Dermatologic outcomes associated with glucagon-like peptide-1 receptor agonists in patients with type 2 diabetes: a large-scale target trial emulation
By
Yi-Lun Chiang
Tzu-Hao Li
Yu-Wei Fang
Ya-Fang Liu
Jennifer Wu
Ming-Hsien Tsai
April 13, 2026
Clinical Scorecard: Skin-related effects of glucagon-like peptide-1 receptor agonists in individuals with type 2 diabetes: findings from a comprehensive trial emulation
At a Glance
Category Detail
Condition Autoimmune and inflammatory skin diseases in type 2 diabetes patients
Key Mechanisms GLP-1 RAs modulate incretin pathway enhancing insulin secretion, suppress glucagon, promote satiety, and exert anti-inflammatory and immunomodulatory effects; DPP-4is inhibit dipeptidyl peptidase-4 affecting immune pathways
Target Population Adults with type 2 diabetes initiating GLP-1 receptor agonists or DPP-4 inhibitors
Care Setting Real-world clinical settings using electronic health record data from US healthcare organizations
Key Highlights
GLP-1 RA initiation is associated with increased risk of incident psoriasis compared to DPP-4i initiation (HR 1.19). GLP-1 RA initiation is linked to decreased risks of pemphigus (HR 0.32) and bullous pemphigoid (HR 0.61) relative to DPP-4is. No significant differences were found for other autoimmune or inflammatory skin diseases after multiple-testing correction.

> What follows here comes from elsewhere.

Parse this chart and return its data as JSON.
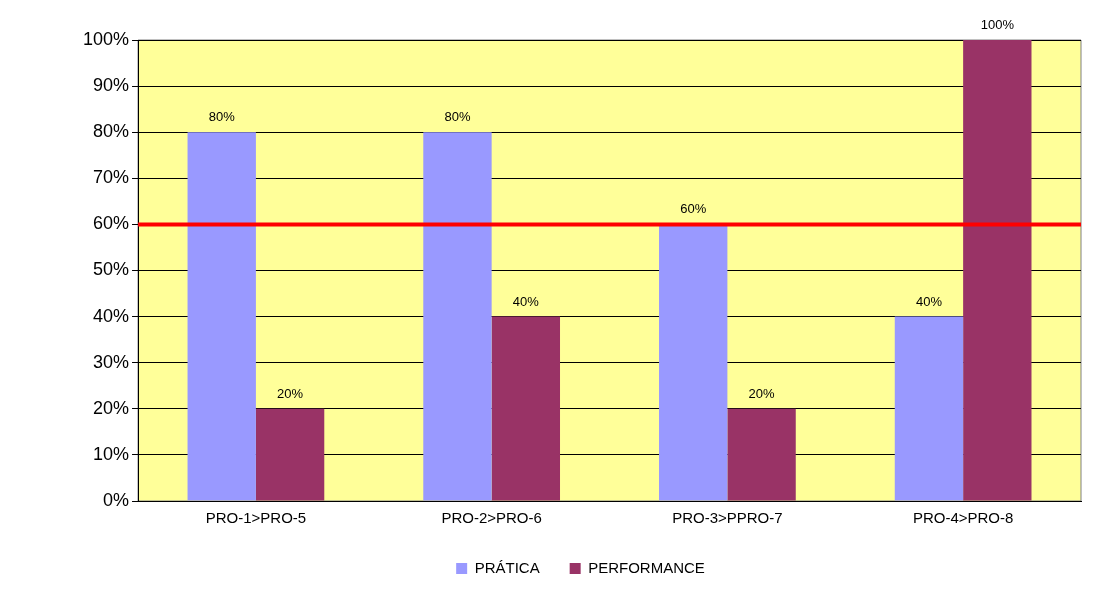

Guideline-Based Recommendations
Diagnosis
Monitor for new onset autoimmune or inflammatory skin diseases in patients initiating incretin-based therapies. Exclude outcomes occurring within 3 months of drug initiation to reduce protopathic bias.
Management
Consider dermatologic safety profiles when selecting between GLP-1 RAs and DPP-4is for T2DM treatment. Recognize GLP-1 RAs may increase psoriasis risk but reduce autoimmune blistering diseases compared to DPP-4is.
Monitoring & Follow-up
Implement ongoing skin monitoring during up to 4 years of follow-up for patients on GLP-1 RAs or DPP-4is. Be vigilant for signs of psoriasis and autoimmune blistering diseases in this population.
Risks
GLP-1 RAs carry a higher risk of psoriasis compared to DPP-4is. DPP-4is are associated with increased risk of autoimmune blistering diseases such as bullous pemphigoid.
Patient & Prescribing Data
Adults with type 2 diabetes initiating GLP-1 receptor agonists or DPP-4 inhibitors without prior use of either class
GLP-1 RAs offer cardiovascular and renal benefits and have distinct dermatologic safety profiles compared to DPP-4is, necessitating individualized therapy selection considering skin disease risks.
Clinical Best Practices
Use propensity score matching and active-comparator new-user designs to evaluate real-world drug safety. Exclude early events post-treatment initiation to minimize protopathic bias in observational studies. Balance metabolic benefits of GLP-1 RAs with potential increased psoriasis risk when prescribing. Consider DPP-4i-associated risks of autoimmune blistering diseases in treatment decisions. Maintain long-term dermatologic surveillance in patients receiving incretin-based therapies.